Before Isaac Newton, they thought of God as setting aside the laws of the
universe to do miracles or to answer prayers. Before Darwin and Freud, they
thought of God as the external creator and portrayed God as a heavenly
parent. Prior to Einstein, they assumed that these perceptions were
objectively true and not subject to the relativity in which all human
thought dwells since both the time in which we live and the space we occupy
are relative, not absolute. So when I dismiss theism, I am not dismissing
God. I am dismissing one human image of God that sought to define a human
experience of the divine.

To suggest that if theism is not true then the opposite of theism is true is
to make the same mistake. Every human attempt to define God is nothing more
than a human attempt to define the human experience of the divine. We can
never tell who God is or who God is not. We can only tell another of what we
believe our experience of God has been. Even then we have to face the
possibility that all of our God talk may be delusional.

When I try to talk of God, I am only talking of my God experience. That is
not what God is, that is only what I believe my experience of God to be.

I do not experience God as a supernatural power, external to life invading
my world in supernatural power. I see no evidence to think this definition
is real. The problem is that most people have most deeply identified this
definition of God with God that when this definition dies the victim of
expanded knowledge, we think that God has died.

I am not trying to form a new definition. I am only trying to share an
experience. In my human self-consciousness at both the depth of life and on
the edges of consciousness, I believe I encounter a transcendent other. In
that encounter, I experience expanded life, the increased ability to love
and a new dimension of what it means to be. I call that experience God and
that experience leads me to say that if I meet God in expanded life, God
becomes for me the source of life. If I meet God in the enhanced ability to
love, God becomes for me the source of love. If I meet God in an increased
ability to be all that I am, God becomes for me the ground of being.

I can talk about my experience. Having only a human means of communication I
cannot really talk about God. Horses can experience a human being entering
their horse consciousness, but a horse could never tell another horse what
it means to be human. Somehow human beings have never quite embraced that
fact that this is also true about the human being's knowledge of God.

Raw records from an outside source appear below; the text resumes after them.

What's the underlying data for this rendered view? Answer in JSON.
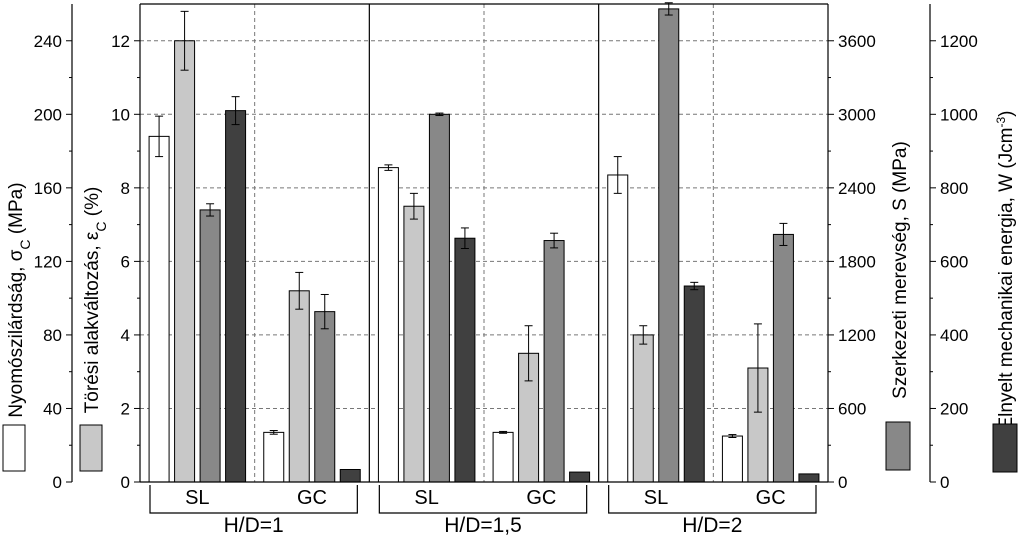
{
  "chart_data": {
    "type": "bar",
    "groups": [
      {
        "label": "H/D=1",
        "categories": [
          "SL",
          "GC"
        ]
      },
      {
        "label": "H/D=1,5",
        "categories": [
          "SL",
          "GC"
        ]
      },
      {
        "label": "H/D=2",
        "categories": [
          "SL",
          "GC"
        ]
      }
    ],
    "axes": {
      "left_outer": {
        "label_main": "Nyomószilárdság, σ",
        "label_sub": "C",
        "label_tail": " (MPa)",
        "ylim": [
          0,
          260
        ],
        "ticks": [
          "0",
          "40",
          "80",
          "120",
          "160",
          "200",
          "240"
        ]
      },
      "left_inner": {
        "label_main": "Törési alakváltozás, ε",
        "label_sub": "C",
        "label_tail": " (%)",
        "ylim": [
          0,
          13
        ],
        "ticks": [
          "0",
          "2",
          "4",
          "6",
          "8",
          "10",
          "12"
        ]
      },
      "right_inner": {
        "label_main": "Szerkezeti merevség, S (MPa)",
        "ylim": [
          0,
          3900
        ],
        "ticks": [
          "0",
          "600",
          "1200",
          "1800",
          "2400",
          "3000",
          "3600"
        ]
      },
      "right_outer": {
        "label_main": "Elnyelt mechanikai energia, W (Jcm",
        "label_sup": "-3",
        "label_tail": ")",
        "ylim": [
          0,
          1300
        ],
        "ticks": [
          "0",
          "200",
          "400",
          "600",
          "800",
          "1000",
          "1200"
        ]
      }
    },
    "series": [
      {
        "name": "σC",
        "axis": "left_outer",
        "color": "#ffffff",
        "values": [
          188,
          27,
          171,
          27,
          167,
          25
        ],
        "errors": [
          11,
          1,
          1.5,
          0.5,
          10,
          0.8
        ]
      },
      {
        "name": "εC",
        "axis": "left_inner",
        "color": "#c8c8c8",
        "values": [
          12.0,
          5.2,
          7.5,
          3.5,
          4.0,
          3.1
        ],
        "errors": [
          0.8,
          0.5,
          0.35,
          0.75,
          0.25,
          1.2
        ]
      },
      {
        "name": "S",
        "axis": "right_inner",
        "color": "#888888",
        "values": [
          2220,
          1390,
          3000,
          1970,
          3860,
          2020
        ],
        "errors": [
          50,
          140,
          10,
          60,
          50,
          90
        ]
      },
      {
        "name": "W",
        "axis": "right_outer",
        "color": "#404040",
        "values": [
          1010,
          34,
          663,
          27,
          533,
          22
        ],
        "errors": [
          38,
          0,
          28,
          0,
          10,
          0
        ]
      }
    ],
    "grid": true,
    "legend": [
      "left-bottom (σC, εC swatches)",
      "right-bottom (S, W swatches)"
    ]
  }
}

I do not know how God acts therefore I can never say how God acts. For me to
say God is unable to intervene would be to say more than I know. For me to
explain how God intervenes or why God does not intervene is to claim
knowledge of God that is not mine.

I test my experience daily in the light of evolving human language. The
result of that is that every day I believe in God more deeply, while at the
same time, every day I seem to have less and less beliefs about God. Human
beings seem almost incapable of embracing mystery, especially ultimate
mystery. I am content to walk daily with the mystery of God. I walk past
road maps, past religious systems, even my own but never beyond the mystery
of God. I suppose that makes me a mystic, but an uncomfortable, never
satisfied, always-evolving one.

I find great meaning and great power in this approach. I commend it to you.
Thank you for your super letter.

-- John Shelby Spong

I live in a suburb NE of Atlanta and my county library system had just about every one of Bishop Spong's books and multiple copies of each, at that.

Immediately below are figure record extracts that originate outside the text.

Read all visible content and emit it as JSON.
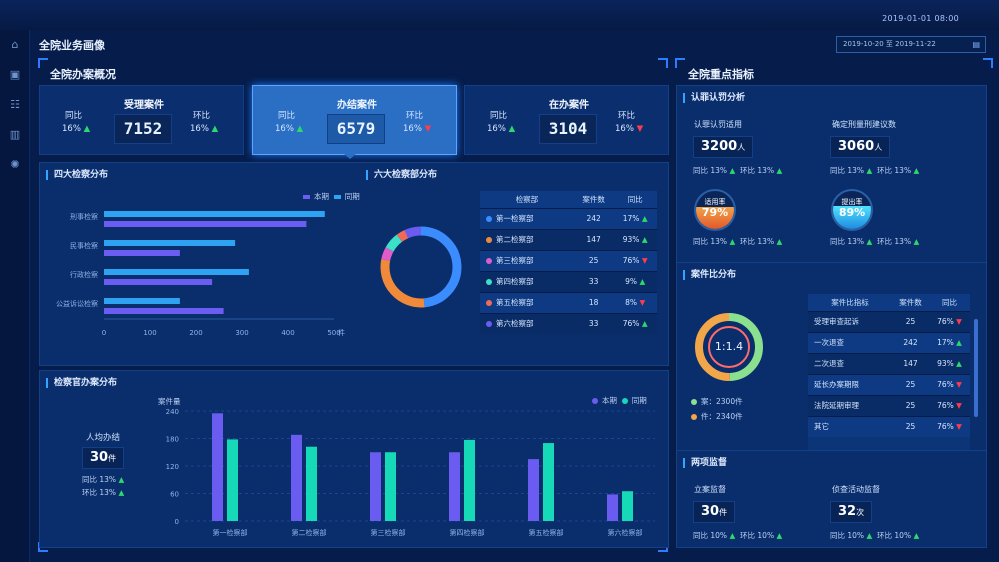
{
  "header": {
    "datetime": "2019-01-01  08:00"
  },
  "page": {
    "title": "全院业务画像",
    "date_range": "2019-10-20 至 2019-11-22"
  },
  "left": {
    "title": "全院办案概况",
    "cards": [
      {
        "title": "受理案件",
        "value": "7152",
        "tongbi_label": "同比",
        "tongbi": "16%",
        "tongbi_dir": "up",
        "huanbi_label": "环比",
        "huanbi": "16%",
        "huanbi_dir": "up",
        "active": false
      },
      {
        "title": "办结案件",
        "value": "6579",
        "tongbi_label": "同比",
        "tongbi": "16%",
        "tongbi_dir": "up",
        "huanbi_label": "环比",
        "huanbi": "16%",
        "huanbi_dir": "down",
        "active": true
      },
      {
        "title": "在办案件",
        "value": "3104",
        "tongbi_label": "同比",
        "tongbi": "16%",
        "tongbi_dir": "up",
        "huanbi_label": "环比",
        "huanbi": "16%",
        "huanbi_dir": "down",
        "active": false
      }
    ],
    "four_dist": {
      "title": "四大检察分布",
      "legend": [
        "本期",
        "同期"
      ],
      "unit": "件"
    },
    "six_dist": {
      "title": "六大检察部分布",
      "headers": [
        "检察部",
        "案件数",
        "同比"
      ],
      "rows": [
        {
          "name": "第一检察部",
          "count": "242",
          "pct": "17%",
          "dir": "up",
          "color": "#3a8cff"
        },
        {
          "name": "第二检察部",
          "count": "147",
          "pct": "93%",
          "dir": "up",
          "color": "#f08a3a"
        },
        {
          "name": "第三检察部",
          "count": "25",
          "pct": "76%",
          "dir": "down",
          "color": "#e05cc8"
        },
        {
          "name": "第四检察部",
          "count": "33",
          "pct": "9%",
          "dir": "up",
          "color": "#3ce0c8"
        },
        {
          "name": "第五检察部",
          "count": "18",
          "pct": "8%",
          "dir": "down",
          "color": "#f06a5a"
        },
        {
          "name": "第六检察部",
          "count": "33",
          "pct": "76%",
          "dir": "up",
          "color": "#6a5cf0"
        }
      ]
    },
    "prosecutor": {
      "title": "检察官办案分布",
      "avg_label": "人均办结",
      "avg_value": "30",
      "avg_unit": "件",
      "tongbi": "同比  13%",
      "huanbi": "环比  13%",
      "ylabel": "案件量",
      "legend": [
        "本期",
        "同期"
      ]
    }
  },
  "chart_data": [
    {
      "type": "bar",
      "title": "四大检察分布",
      "orientation": "horizontal",
      "categories": [
        "刑事检察",
        "民事检察",
        "行政检察",
        "公益诉讼检察"
      ],
      "series": [
        {
          "name": "本期",
          "values": [
            480,
            285,
            315,
            165
          ]
        },
        {
          "name": "同期",
          "values": [
            440,
            165,
            235,
            260
          ]
        }
      ],
      "xlim": [
        0,
        500
      ],
      "xticks": [
        "0",
        "100",
        "200",
        "300",
        "400",
        "500"
      ],
      "xunit": "件",
      "colors": [
        "#2ea3f2",
        "#6b5cf2"
      ]
    },
    {
      "type": "pie",
      "title": "六大检察部分布",
      "labels": [
        "第一检察部",
        "第二检察部",
        "第三检察部",
        "第四检察部",
        "第五检察部",
        "第六检察部"
      ],
      "values": [
        242,
        147,
        25,
        33,
        18,
        33
      ],
      "donut": true
    },
    {
      "type": "bar",
      "title": "检察官办案分布",
      "categories": [
        "第一检察部",
        "第二检察部",
        "第三检察部",
        "第四检察部",
        "第五检察部",
        "第六检察部"
      ],
      "series": [
        {
          "name": "本期",
          "values": [
            235,
            188,
            150,
            150,
            135,
            58
          ]
        },
        {
          "name": "同期",
          "values": [
            178,
            162,
            150,
            177,
            170,
            65
          ]
        }
      ],
      "ylim": [
        0,
        240
      ],
      "yticks": [
        "0",
        "60",
        "120",
        "180",
        "240"
      ],
      "ylabel": "案件量",
      "colors": [
        "#6a5cf0",
        "#16d9b8"
      ]
    },
    {
      "type": "pie",
      "title": "案件比分布",
      "center_label": "1:1.4",
      "values": [
        2300,
        2340
      ],
      "donut": true
    }
  ],
  "right": {
    "title": "全院重点指标",
    "renzui": {
      "title": "认罪认罚分析",
      "items": [
        {
          "label": "认罪认罚适用",
          "value": "3200",
          "unit": "人",
          "tongbi": "同比  13%",
          "huanbi": "环比  13%"
        },
        {
          "label": "确定刑量刑建议数",
          "value": "3060",
          "unit": "人",
          "tongbi": "同比  13%",
          "huanbi": "环比  13%"
        }
      ],
      "rates": [
        {
          "label": "适用率",
          "value": "79%",
          "tongbi": "同比  13%",
          "huanbi": "环比  13%",
          "fill": 0.79
        },
        {
          "label": "提出率",
          "value": "89%",
          "tongbi": "同比  13%",
          "huanbi": "环比  13%",
          "fill": 0.89
        }
      ]
    },
    "ratio": {
      "title": "案件比分布",
      "ring_label": "1:1.4",
      "legend": [
        {
          "label": "案：",
          "value": "2300件",
          "color": "#8be08f"
        },
        {
          "label": "件：",
          "value": "2340件",
          "color": "#f2a64a"
        }
      ],
      "headers": [
        "案件比指标",
        "案件数",
        "同比"
      ],
      "rows": [
        {
          "name": "受理审查起诉",
          "count": "25",
          "pct": "76%",
          "dir": "down"
        },
        {
          "name": "一次退查",
          "count": "242",
          "pct": "17%",
          "dir": "up"
        },
        {
          "name": "二次退查",
          "count": "147",
          "pct": "93%",
          "dir": "up"
        },
        {
          "name": "延长办案期限",
          "count": "25",
          "pct": "76%",
          "dir": "down"
        },
        {
          "name": "法院延期审理",
          "count": "25",
          "pct": "76%",
          "dir": "down"
        },
        {
          "name": "其它",
          "count": "25",
          "pct": "76%",
          "dir": "down"
        }
      ]
    },
    "supervise": {
      "title": "两项监督",
      "items": [
        {
          "label": "立案监督",
          "value": "30",
          "unit": "件",
          "tongbi": "同比  10%",
          "huanbi": "环比  10%"
        },
        {
          "label": "侦查活动监督",
          "value": "32",
          "unit": "次",
          "tongbi": "同比  10%",
          "huanbi": "环比  10%"
        }
      ]
    }
  }
}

As for my lion icon, I am, of course, referring to the hatemongering so-called Christians who need to act and speak more like Christ and less like the Christians they have become. I made the icon from clip art and anyone is welcome to use it and spread it around. I have a larger non-icon version of it, too, if anyone is interested.  In my galleries and my userpics, I've identified which items I made for myself and the various communities of which I'm a member.  Anyone may copy and use anything I've made.